BERLIN — Germany’s second-largest party has sought to inject new life into its election hopes with a surprise move to select a combative former E.U. official to challenge Chancellor Angela Merkel.
But the bid by the Social Democratic Party to unseat Merkel in September does not appear to play on the populist and anti-immigrant sentiments rocking the political systems in places such as France.
Both the Social Democrats and Merkel’s Christian Democrats strongly favor keeping together the European Union amid internal strains from Britain’s decision to leave and the rise of right-wing groups questioning E.U. powers. The new Social Democrats leader, former E.U. Parliament president Martin Schulz, had backed Merkel’s policies to allow in more than 1 million migrants since 2015, including many from war-battered nations such as Syria and Iraq. Schulz is also a fervent backer of the European Union.
The Social Democrat’s reshuffle highlights its challenge to carve out a different identity from Merkel’s political base. Schulz replaces the deputy chancellor, Sigmar Gabriel, who had been widely seen as the most likely challenger in Sept. 24 parliamentary elections.
At a joint news conference Tuesday in Berlin, Gabriel said he was convinced that Schulz had the “best chances,” adding, “I’m sure he’s the right one.”
Schulz, accepting the nomination, said he was “deeply moved.”
Members of the Christian Democratic Party appeared to take the unexpected news calmly. “Neither are we going to panic now, nor fall into depression,” party deputy chairman Thomas Strobl told the DPA news agency.

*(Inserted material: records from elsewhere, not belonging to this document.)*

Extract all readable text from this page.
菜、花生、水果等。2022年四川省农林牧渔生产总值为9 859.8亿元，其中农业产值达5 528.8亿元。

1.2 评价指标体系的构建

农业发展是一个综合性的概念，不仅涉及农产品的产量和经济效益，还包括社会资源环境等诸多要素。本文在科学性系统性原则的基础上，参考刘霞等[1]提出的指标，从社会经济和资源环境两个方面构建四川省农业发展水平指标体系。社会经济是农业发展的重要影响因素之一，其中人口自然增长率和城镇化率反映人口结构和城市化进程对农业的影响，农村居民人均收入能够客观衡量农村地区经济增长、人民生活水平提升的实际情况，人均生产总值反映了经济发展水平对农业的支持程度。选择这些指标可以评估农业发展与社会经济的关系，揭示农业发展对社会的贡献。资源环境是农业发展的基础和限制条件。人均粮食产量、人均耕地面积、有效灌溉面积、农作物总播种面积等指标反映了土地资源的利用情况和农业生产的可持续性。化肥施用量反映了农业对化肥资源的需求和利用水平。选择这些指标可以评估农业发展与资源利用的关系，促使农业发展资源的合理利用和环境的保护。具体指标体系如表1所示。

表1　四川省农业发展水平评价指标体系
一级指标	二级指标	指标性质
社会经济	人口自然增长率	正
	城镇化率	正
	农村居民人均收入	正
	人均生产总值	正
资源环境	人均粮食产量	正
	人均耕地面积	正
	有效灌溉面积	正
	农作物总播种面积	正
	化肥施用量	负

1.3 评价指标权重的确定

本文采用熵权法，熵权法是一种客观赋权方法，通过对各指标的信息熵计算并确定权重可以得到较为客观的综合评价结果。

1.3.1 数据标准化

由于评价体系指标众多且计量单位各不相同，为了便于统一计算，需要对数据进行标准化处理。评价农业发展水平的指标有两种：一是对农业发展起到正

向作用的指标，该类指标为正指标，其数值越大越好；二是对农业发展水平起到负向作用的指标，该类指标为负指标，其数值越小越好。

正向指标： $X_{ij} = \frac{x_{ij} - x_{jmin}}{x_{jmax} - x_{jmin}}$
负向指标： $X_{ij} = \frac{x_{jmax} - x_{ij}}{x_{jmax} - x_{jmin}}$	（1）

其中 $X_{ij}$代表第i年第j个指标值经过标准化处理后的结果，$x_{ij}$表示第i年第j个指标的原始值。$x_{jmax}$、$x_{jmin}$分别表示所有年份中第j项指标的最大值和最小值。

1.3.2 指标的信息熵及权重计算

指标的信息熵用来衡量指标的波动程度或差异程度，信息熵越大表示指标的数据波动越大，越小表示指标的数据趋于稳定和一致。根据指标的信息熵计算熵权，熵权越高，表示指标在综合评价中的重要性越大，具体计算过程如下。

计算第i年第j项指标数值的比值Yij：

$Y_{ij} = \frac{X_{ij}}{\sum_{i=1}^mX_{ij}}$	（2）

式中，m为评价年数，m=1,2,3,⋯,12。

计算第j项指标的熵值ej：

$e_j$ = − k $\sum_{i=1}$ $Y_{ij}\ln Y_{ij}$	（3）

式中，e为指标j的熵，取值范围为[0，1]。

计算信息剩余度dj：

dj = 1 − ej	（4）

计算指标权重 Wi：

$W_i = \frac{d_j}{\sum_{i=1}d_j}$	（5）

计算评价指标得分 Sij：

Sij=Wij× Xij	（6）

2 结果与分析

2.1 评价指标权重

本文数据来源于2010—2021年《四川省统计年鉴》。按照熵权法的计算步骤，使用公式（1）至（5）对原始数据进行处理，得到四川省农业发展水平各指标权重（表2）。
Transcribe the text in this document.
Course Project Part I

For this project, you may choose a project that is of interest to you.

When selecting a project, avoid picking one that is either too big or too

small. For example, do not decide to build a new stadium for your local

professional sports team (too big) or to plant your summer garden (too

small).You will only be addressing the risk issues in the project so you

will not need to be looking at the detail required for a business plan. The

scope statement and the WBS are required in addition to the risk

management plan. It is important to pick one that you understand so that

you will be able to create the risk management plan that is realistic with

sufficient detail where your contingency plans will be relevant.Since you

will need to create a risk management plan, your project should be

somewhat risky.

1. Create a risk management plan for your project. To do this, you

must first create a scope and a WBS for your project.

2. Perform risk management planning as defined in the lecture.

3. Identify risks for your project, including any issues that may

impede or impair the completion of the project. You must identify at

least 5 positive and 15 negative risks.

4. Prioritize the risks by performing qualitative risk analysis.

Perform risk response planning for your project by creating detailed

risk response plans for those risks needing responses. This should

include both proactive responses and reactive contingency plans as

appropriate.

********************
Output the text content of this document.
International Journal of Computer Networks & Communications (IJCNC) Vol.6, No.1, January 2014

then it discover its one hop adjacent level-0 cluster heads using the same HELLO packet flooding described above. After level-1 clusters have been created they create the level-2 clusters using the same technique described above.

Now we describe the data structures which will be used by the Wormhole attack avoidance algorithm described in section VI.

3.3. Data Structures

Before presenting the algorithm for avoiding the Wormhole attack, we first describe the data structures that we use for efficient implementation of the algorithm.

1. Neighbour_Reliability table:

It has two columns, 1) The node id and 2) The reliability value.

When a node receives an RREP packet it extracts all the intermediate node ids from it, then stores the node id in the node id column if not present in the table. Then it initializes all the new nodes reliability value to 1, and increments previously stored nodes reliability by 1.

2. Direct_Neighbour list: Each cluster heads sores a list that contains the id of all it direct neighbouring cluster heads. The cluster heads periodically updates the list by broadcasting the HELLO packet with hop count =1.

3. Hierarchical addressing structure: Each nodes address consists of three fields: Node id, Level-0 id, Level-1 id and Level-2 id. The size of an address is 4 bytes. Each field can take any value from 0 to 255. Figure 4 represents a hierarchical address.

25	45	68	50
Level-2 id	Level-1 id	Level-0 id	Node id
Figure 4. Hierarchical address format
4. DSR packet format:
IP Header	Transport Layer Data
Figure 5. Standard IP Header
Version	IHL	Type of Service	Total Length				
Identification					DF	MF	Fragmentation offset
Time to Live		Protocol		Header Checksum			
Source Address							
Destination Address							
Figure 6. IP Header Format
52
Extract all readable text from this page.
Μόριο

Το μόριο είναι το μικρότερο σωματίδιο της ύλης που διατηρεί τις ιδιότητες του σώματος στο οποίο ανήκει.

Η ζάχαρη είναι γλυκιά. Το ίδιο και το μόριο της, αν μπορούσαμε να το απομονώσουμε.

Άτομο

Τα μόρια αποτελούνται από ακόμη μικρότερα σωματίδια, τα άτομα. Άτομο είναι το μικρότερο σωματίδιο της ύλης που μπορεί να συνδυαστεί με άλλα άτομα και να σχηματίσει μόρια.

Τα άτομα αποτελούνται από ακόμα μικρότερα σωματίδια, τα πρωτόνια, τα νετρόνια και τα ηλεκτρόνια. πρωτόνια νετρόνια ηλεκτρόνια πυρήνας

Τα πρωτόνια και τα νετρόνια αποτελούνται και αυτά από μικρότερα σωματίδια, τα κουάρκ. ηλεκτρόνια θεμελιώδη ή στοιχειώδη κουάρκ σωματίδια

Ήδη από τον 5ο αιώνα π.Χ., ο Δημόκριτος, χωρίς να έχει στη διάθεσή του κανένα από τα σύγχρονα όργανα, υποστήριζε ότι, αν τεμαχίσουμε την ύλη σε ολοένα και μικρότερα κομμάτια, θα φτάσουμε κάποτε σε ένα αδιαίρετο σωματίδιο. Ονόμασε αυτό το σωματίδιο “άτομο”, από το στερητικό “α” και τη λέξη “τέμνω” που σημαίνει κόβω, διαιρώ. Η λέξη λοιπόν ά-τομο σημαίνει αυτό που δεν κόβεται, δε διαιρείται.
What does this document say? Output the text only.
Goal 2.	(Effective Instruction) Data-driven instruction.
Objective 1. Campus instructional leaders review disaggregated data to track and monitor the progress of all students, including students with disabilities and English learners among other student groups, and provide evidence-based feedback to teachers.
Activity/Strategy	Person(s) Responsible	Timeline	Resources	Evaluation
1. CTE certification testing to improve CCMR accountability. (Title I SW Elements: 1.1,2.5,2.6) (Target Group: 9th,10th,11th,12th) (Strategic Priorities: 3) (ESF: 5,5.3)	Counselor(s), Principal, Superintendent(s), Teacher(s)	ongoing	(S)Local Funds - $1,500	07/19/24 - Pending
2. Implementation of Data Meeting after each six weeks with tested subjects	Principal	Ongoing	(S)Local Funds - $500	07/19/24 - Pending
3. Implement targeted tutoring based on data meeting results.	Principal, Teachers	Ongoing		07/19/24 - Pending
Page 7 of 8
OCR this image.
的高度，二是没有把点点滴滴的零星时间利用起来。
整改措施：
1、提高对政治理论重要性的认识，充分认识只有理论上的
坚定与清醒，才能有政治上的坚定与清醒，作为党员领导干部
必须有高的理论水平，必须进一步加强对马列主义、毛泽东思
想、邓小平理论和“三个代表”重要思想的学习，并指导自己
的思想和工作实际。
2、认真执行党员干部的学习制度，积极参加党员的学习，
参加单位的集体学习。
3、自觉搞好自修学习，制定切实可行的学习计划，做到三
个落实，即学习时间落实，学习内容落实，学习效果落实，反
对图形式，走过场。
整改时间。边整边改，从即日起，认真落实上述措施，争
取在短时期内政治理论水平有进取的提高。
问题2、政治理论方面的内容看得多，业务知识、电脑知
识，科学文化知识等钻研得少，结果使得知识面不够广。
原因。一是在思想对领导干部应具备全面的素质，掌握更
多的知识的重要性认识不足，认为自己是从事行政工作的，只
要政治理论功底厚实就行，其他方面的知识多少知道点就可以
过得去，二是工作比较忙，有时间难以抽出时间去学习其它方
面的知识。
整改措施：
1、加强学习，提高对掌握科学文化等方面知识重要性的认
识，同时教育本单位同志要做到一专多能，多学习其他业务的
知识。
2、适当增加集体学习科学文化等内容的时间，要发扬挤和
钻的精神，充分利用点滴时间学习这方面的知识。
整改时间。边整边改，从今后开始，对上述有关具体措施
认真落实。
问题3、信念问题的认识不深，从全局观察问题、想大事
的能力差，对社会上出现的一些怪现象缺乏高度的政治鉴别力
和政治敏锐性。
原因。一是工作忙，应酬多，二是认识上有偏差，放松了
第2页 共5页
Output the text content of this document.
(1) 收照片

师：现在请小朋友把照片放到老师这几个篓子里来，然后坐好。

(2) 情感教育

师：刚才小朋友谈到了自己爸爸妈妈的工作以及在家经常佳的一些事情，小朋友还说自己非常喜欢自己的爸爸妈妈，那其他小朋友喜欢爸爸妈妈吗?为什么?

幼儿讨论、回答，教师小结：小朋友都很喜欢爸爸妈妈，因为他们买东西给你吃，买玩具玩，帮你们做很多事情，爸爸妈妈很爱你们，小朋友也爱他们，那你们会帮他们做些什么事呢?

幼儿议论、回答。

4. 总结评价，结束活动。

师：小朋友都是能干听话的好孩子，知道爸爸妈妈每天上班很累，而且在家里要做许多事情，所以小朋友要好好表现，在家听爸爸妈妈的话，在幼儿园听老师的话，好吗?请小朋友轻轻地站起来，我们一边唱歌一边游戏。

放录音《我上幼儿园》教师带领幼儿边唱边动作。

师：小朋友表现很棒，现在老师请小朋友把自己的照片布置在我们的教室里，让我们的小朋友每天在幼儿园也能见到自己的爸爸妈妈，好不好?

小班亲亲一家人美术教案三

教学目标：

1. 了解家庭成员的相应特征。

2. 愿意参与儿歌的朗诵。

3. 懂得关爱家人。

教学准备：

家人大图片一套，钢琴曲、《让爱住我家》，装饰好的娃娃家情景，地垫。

Jürgen Falter, a political science professor at the University of Mainz, said he did not view Schulz as a serious threat to Merkel and her center-right party. Merkel’s party currently heads the polls with 37 percent; 21 percent of voters support the Social Democrats.
But Falter agreed with the Social Democrats’ assessment that Schulz is a better candidate than Gabriel to try to cut into Merkel’s lead. “He comes across as more human, more authentic, less distant than Gabriel,” he said.
Schulz, who served as E.U. Parliament president for four years until his term ended this month, has spoken openly about his past personal life, including periods of unemployment and alcohol abuse.
He has a reputation of not mincing his words, and observers expect him to lead a tough-minded campaign.
While Schulz has advocated for a tightknit and more democratic Europe, his domestic policy agenda is unclear. At Tuesday’s news conference, he remained vague. “We want the hardworking people in this country, who stick to the rules, to live safely and well here in Germany,” he said.
Falter said that Schulz is unlikely to strongly oppose Merkel on one of the most contentious political issues in Germany: how to deal with the large influx of asylum seekers. One effort sought to spread the migrant burden across the 28-nation European Union.
“He supported Merkel’s refugee policy on an E.U. level and failed due to a lack of support of the quotas among the member states,” Falter said.
Green Party lawmaker Jürgen Trittin weighed in on the announcement, telling reporters: “As a response to [new U.S. President] Trump, we must keep Europe together. And Martin Schulz is not the worst candidate for that.”
Falter suggested the “visibility and prestige” of Schulz’s former position as president of the E.U. Parliament is likely to help Schulz. He was among the E.U. officials who accepted the Nobel Peace Prize on behalf of the European Union in 2012.
“It will only harm him with a minority of E.U. skeptics,” he said.